I'm not sure this is a duplicate either - if we fix atom/atom#3174 by allowing a texteditor's behavior in this way to be configured, we can fix the behavior in fnr easily, but as @alexandernst points out, if we leave it wontfix, this behavior in fnr is still a bug and should be addressed in some other way. Considering the alternative fixes though, it seems to make sense to provide a way to disable jumping across indents with an attribute in the tag or something rather than coming up with a whole new texteditor-like input element for fnr.

thedaniel commented 9 years ago

@alexandernst We use TextEditors in places like this so that input supports the same movement / manipulation commands (whether default or user-defined) that can be used while editing text in a normal editor.

alexandernst commented 9 years ago

@thedaniel That would make sense if the fnr input was designed to hold considerable amounts of text. I'm not sure that is the case here. fnr input will hold a single word, maybe 2, almost always. I can't think about a use case where an user would write that much text so he'd actually need to use his user-defined movement / manipulation commands.

alexandernst commented 9 years ago

@thedaniel Also, I'm not sure how much overheat the usage of this type of component adds to the fnr extension itself. Maybe using a simple input field would bring more benefits than keep using the current one?

alexandernst commented 9 years ago

Can we get this reopened while discussing it? I don't want it to be barred and lost.

thomasjo commented 9 years ago

Agreed.

goffreder commented 9 years ago

+1 on the "non-duplicate" side, to me this is a completely different bug in the fnr as you may keep the quick jump in the editor (thus "solving" it) and you'd still have this bug. Plus, to me this is quit a big one, since now I am forced to use a beautifier package if I want to refactor my code.

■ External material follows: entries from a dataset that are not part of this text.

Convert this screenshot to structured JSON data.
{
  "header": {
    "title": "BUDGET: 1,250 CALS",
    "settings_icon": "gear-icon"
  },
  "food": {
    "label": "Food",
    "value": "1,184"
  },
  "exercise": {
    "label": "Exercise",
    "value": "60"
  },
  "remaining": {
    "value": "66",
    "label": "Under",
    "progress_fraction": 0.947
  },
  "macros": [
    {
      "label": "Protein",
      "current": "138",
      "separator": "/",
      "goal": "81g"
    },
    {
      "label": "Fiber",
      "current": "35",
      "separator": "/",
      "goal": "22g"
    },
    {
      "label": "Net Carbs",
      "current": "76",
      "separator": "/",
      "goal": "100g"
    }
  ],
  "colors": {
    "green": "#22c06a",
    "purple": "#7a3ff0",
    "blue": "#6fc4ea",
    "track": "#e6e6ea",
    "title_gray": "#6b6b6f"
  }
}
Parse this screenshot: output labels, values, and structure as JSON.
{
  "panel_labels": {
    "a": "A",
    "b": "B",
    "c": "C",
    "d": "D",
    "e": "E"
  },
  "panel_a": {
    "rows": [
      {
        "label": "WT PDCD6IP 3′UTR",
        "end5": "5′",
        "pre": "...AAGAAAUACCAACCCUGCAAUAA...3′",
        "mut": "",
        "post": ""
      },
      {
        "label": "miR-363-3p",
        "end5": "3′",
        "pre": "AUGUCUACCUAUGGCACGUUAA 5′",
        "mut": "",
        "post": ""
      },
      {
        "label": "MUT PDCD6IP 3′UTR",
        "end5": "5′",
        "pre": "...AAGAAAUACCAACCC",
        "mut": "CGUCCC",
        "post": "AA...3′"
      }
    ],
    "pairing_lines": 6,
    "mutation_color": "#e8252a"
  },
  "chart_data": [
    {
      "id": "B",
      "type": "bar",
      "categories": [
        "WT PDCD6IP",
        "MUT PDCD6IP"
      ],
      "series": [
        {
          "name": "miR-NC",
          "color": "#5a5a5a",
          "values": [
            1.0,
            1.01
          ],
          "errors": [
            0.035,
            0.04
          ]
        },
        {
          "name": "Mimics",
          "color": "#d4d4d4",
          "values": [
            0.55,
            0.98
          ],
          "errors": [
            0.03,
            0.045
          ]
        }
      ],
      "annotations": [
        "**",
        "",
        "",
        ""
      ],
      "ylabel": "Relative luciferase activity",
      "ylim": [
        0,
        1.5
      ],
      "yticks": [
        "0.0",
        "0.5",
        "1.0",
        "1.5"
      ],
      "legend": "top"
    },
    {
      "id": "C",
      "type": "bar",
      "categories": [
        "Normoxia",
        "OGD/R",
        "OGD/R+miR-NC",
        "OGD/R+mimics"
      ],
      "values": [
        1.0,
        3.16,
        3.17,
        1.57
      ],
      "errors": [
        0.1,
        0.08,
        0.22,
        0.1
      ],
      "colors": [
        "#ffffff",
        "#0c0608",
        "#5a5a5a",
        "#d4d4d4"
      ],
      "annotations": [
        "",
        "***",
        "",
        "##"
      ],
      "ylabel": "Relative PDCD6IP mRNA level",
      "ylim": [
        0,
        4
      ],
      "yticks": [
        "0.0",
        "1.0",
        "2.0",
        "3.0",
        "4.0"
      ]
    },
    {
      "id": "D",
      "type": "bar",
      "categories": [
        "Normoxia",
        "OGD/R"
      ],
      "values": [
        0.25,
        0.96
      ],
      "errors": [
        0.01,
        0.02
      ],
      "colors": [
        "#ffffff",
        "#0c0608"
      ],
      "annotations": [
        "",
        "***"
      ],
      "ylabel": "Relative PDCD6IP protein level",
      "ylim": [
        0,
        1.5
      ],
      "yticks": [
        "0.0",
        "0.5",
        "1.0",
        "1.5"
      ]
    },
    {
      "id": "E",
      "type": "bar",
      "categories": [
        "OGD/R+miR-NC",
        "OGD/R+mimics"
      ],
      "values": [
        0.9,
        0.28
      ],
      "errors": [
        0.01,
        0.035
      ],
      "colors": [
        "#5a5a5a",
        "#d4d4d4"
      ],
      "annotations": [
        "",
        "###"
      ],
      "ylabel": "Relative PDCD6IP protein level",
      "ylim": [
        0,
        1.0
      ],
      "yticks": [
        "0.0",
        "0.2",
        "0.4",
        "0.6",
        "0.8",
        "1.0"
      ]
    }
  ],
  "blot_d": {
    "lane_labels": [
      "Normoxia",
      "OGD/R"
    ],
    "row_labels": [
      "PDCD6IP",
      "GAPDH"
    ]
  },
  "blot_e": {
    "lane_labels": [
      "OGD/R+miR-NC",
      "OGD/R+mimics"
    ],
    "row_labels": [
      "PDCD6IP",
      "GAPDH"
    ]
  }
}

da-n commented 8 years ago

I believe this issue is also causes problems for me. For example if I want to search and replace something that spans multiple lines, that usually will include indentation. If I try to paste the target search query as such:

    $var1 = "foo";
    $var4 = "bar";

And replace them with:

    $var2 = "foo";
    $var3 = "bar";

I am out of luck, since the spaces are stripped. This works flawlessly on other text editors I use, so wonder why this choice was made. Thanks.

proteo commented 7 years ago

As pointed by da-n, the current behaviour prevents you from searching for multiple lines with leading spaces. I don't see how that is related to the other issue.

maackle commented 6 years ago

Possibly related: When I attempt a global Find & Replace, where my query begins with a space, in the preview of replacements, no matter what I choose as my replacement string, it always shows up as no change.